I saw so many disks with obvious defects, such as were “hanging” from time to time, “clicking”, being partly slow or even causing ATA timeouts, but still claimed via SMART that everything would be fine and all self tests passed. So I don’t trust SMART at all. This is bad and sometimes makes it difficult to find why a pool is slow. Maybe it is to avoid warranty reasons (“the disk itself reports an error, please give me another one!”), but also on SLA enterprise disks someone can observe the same.

(that’s why ZFS is so useful, it does NOT trust the disk data and always maintains an own checksum, so even if the device is lying as in SMART, ZFS detects this and protects you data on the other disks!)

So my test is (after badblocks and that all): LOAD! Put as much load as you can for hours, all-time monitor I/Os and bandwidth (should be same on each disk and constant) and discard any disk that does not stand perfect. Or use RAID-Z3 or higher and live with a little slowness before each future fail, which might be an option for the smaller budget.

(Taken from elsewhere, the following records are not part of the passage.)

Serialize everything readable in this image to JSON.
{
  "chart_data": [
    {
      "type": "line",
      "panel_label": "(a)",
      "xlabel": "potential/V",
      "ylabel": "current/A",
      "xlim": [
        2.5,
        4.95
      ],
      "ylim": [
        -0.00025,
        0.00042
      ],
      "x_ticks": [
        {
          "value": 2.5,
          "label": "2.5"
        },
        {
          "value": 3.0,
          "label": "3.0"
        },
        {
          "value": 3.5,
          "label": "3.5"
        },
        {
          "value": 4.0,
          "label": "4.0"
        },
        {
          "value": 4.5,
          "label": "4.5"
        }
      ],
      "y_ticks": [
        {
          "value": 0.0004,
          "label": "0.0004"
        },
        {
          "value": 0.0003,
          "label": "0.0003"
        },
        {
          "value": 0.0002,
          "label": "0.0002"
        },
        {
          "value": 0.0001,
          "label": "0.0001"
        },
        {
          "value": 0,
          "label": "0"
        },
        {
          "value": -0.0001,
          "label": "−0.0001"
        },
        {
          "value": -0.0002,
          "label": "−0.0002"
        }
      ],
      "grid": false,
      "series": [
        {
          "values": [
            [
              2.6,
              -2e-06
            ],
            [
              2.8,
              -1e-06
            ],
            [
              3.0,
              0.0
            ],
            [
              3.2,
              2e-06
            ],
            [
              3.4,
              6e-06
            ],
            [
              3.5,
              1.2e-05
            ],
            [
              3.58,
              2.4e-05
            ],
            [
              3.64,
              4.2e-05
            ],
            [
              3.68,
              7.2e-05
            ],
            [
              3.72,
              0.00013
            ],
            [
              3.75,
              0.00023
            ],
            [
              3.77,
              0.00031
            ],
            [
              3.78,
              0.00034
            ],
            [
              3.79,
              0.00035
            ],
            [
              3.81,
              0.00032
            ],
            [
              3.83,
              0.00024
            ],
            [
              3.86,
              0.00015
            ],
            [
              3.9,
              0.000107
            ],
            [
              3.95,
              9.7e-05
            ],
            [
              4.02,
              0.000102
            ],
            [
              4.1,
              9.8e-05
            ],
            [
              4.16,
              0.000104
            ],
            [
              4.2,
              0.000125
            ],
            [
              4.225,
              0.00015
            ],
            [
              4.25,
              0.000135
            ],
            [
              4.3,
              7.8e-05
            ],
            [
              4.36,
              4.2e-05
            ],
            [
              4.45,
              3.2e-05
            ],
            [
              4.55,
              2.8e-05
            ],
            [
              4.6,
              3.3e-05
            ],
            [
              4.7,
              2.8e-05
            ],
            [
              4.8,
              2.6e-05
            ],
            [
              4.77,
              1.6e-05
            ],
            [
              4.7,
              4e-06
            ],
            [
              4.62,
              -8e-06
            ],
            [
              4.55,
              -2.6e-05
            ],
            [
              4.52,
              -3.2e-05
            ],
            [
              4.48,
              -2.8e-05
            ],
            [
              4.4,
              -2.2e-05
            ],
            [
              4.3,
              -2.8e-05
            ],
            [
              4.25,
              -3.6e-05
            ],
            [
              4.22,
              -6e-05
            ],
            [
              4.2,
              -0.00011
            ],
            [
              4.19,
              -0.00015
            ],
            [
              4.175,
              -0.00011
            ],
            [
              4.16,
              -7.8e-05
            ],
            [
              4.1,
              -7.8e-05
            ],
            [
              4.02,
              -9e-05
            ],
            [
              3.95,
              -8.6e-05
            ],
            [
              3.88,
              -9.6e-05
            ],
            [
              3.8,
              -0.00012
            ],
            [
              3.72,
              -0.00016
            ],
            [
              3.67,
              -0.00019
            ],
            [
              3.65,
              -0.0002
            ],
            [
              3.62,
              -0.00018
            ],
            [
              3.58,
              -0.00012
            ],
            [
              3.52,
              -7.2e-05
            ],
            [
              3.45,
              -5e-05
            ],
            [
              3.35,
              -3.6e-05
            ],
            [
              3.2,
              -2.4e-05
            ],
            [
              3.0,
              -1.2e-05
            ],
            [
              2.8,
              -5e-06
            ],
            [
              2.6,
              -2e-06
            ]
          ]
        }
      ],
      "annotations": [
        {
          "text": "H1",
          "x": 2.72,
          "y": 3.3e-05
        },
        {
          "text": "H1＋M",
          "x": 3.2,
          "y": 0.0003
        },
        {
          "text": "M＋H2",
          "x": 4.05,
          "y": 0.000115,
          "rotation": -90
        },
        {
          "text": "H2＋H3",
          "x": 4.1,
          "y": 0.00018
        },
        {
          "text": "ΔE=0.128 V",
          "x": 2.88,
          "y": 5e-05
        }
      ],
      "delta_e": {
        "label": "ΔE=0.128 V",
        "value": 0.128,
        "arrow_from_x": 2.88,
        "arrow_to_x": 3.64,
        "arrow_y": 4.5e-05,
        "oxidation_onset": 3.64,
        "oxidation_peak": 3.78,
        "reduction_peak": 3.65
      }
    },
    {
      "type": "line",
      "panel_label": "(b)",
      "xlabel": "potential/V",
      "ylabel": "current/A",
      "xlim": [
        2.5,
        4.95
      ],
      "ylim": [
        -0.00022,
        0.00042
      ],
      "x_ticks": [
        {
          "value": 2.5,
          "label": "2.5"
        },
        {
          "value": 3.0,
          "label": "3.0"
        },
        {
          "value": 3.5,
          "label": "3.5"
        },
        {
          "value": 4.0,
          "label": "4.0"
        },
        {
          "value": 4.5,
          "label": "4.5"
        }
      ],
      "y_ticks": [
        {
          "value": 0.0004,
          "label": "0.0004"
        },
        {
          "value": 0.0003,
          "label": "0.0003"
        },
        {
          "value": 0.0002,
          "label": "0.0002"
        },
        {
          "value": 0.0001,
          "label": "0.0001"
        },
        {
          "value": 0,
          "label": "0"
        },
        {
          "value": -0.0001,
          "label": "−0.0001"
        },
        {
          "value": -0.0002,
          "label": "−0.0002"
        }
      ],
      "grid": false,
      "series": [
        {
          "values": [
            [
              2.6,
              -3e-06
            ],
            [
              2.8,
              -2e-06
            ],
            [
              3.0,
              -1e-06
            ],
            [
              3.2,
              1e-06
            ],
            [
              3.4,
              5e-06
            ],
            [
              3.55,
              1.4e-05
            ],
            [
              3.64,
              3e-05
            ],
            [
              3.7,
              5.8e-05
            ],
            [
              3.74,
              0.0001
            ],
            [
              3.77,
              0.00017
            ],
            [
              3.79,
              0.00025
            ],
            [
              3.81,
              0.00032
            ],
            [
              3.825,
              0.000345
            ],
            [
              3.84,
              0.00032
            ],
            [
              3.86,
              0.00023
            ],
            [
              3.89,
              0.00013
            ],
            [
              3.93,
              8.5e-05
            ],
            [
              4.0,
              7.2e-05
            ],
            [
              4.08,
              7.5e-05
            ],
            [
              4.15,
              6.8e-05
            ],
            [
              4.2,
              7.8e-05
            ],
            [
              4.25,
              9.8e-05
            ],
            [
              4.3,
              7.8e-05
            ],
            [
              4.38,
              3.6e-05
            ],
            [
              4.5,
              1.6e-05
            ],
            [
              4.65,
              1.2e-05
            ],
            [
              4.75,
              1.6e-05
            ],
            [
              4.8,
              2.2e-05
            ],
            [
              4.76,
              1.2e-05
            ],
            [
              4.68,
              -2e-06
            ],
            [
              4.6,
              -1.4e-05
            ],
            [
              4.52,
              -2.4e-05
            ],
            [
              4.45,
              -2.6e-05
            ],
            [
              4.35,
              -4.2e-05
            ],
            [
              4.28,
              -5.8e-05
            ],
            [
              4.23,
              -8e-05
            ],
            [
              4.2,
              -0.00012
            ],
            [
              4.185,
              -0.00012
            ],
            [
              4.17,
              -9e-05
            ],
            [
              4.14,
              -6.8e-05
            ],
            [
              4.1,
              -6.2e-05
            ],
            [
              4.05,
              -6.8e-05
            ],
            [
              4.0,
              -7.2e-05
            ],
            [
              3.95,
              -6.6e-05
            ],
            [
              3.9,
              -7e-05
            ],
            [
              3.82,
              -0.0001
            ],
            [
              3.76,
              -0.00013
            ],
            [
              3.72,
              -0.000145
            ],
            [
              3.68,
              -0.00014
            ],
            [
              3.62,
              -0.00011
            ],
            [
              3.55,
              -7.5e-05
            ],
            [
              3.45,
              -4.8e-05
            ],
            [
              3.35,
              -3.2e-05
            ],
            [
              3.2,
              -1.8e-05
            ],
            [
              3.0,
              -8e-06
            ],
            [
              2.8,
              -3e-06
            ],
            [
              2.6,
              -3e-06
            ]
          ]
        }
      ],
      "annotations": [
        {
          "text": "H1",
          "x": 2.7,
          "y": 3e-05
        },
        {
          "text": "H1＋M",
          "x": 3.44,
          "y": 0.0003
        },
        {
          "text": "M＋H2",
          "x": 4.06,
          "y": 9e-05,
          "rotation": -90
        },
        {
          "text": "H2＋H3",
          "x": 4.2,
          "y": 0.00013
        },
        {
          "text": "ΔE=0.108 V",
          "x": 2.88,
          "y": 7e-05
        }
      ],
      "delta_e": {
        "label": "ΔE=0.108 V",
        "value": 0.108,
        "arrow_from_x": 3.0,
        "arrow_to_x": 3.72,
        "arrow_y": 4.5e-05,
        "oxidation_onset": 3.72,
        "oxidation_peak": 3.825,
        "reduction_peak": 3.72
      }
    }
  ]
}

I use a script to dd zeros to the entire drive, followed by a SMART long test

First smart, I ran a badblocks script on 9 drives at once, then smart again. on 14 TB drives bad-blocks took about a week.

Hindsight has shown this was not necessary, 6 months in the 8 drives in my pool are fine, the 9th was a cold spare. but I did not know that going in and “torturing them for a week” gave me confidence that I was not going to encounter “infant mortality” on my new drives, see bathtub curve from Backblaze

New to the the forum and have been lurking. Felt I would like to give my input on this post.

I have recently purchased two refurbished enterprise hard drives to increase my pool size. I did not want to run badblocks for 4 passes, so chose one pass in destructive mode with random data, and checked SMART pre- and post-badblocks scan.

badblocks -b 4096 -wsvt "random" /dev/sda

I feel this is “good enough” and my data is stored in the best file system (ZFS mirror vdev) so do not worry about he drive sending bad data back. All data is backed up elsewhere so happy with one pass. I only buy refurbished enterprise drives with less than 6 years of use.